Regardless of the underlying cause of hypoglycemia, the serum glucose must be restored to normal range. This is especially true in the symptomatic child and the very young child. Ideally, an IV has been established and 0.5–1.0 grams per kilogram (2–4 mL D25W or 5–10 mL per kilogram D10W). This can be given by an intraosseous line, as well. The more concentrated dextrose solutions must be used with caution, because infiltration can cause significant tissue destruction. In the child with a small-gauge needle, D10W may be used. Monitoring of the response to the dextrose infusion should be done with bedside testing. As hypoglycemia is rarely an isolated problem, the underlying cause must be determined and additional therapies instituted as indicated. Some disorders may require additional dextrose or even continuous dextrose infusion.

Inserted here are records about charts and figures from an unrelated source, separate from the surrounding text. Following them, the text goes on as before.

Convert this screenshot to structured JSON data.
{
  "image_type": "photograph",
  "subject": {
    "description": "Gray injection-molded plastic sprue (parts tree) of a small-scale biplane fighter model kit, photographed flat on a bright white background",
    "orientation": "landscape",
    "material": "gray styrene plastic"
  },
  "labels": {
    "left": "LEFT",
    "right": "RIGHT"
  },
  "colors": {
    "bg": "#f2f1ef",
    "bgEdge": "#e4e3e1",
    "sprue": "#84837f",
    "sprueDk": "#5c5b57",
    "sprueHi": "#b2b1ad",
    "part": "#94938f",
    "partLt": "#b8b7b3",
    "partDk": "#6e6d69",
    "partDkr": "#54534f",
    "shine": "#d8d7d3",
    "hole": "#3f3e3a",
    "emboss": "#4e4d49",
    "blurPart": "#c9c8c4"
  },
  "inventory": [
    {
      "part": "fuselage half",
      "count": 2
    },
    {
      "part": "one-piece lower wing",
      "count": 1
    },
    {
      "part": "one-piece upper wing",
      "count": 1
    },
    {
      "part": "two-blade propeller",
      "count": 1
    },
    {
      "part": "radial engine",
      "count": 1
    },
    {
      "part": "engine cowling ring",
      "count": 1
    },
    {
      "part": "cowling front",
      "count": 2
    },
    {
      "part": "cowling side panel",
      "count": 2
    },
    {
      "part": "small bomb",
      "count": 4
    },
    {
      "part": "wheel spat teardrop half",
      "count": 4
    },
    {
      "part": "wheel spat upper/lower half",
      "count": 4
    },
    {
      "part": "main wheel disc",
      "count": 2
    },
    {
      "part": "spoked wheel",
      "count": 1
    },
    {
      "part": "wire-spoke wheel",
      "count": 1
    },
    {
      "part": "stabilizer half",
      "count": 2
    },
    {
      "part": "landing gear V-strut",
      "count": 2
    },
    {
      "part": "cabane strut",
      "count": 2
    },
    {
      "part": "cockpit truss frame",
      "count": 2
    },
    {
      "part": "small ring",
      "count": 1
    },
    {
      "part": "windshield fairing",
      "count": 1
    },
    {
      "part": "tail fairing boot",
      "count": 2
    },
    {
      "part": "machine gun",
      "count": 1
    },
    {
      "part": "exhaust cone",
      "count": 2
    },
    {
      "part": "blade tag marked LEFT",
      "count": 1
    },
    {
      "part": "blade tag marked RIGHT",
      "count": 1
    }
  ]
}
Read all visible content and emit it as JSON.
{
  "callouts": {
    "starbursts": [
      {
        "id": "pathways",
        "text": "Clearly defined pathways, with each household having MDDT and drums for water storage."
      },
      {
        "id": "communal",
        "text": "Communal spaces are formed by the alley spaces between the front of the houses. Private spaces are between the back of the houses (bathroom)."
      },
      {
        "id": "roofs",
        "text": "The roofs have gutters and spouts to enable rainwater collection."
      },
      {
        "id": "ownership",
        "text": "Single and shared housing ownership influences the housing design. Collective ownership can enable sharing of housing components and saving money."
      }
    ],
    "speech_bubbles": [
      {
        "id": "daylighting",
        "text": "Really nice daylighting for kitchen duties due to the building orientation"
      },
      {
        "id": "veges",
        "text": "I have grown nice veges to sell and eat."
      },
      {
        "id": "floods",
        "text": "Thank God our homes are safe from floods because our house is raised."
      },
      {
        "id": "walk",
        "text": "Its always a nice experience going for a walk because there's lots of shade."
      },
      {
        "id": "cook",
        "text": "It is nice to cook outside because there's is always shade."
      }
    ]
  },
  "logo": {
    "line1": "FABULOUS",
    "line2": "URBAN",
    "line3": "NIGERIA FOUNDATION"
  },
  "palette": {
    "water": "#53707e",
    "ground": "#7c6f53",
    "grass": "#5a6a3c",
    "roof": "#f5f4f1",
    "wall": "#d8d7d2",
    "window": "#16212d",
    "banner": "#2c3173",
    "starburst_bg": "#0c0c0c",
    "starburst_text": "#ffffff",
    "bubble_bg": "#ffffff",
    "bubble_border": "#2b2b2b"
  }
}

The skills of the ED physician are tested when presented with a severely ill child. Treatment and stabilization are the first priority, but thought must also be given to the reason for the critical presentation. Sometimes the cause is easy to determine, as with trauma. Many times the presentation is very confusing. It is then that the ED physician must use a systematic approach to the patient's management. We are all familiar with the ABCs of resuscitation. This remains the best initial approach to these patients. The patient's vital signs are also extremely important and must be addressed as soon as any abnormality is identified. Hypoglycemia by itself can present as a child in dire distress. It can also be a symptom in association with many other abnormalities, all of which must be addressed. The ABCs are designed to deal with the most serious problems the patient has in order of severity, and the likelihood that if untreated, the patient may die or have a poor outcome. Because hypoglycemia is very prevalent in seriously ill children and because if untreated can lead to death or neurological impairment, in critical patients, blood glucose levels should be considered as important as the vital signs.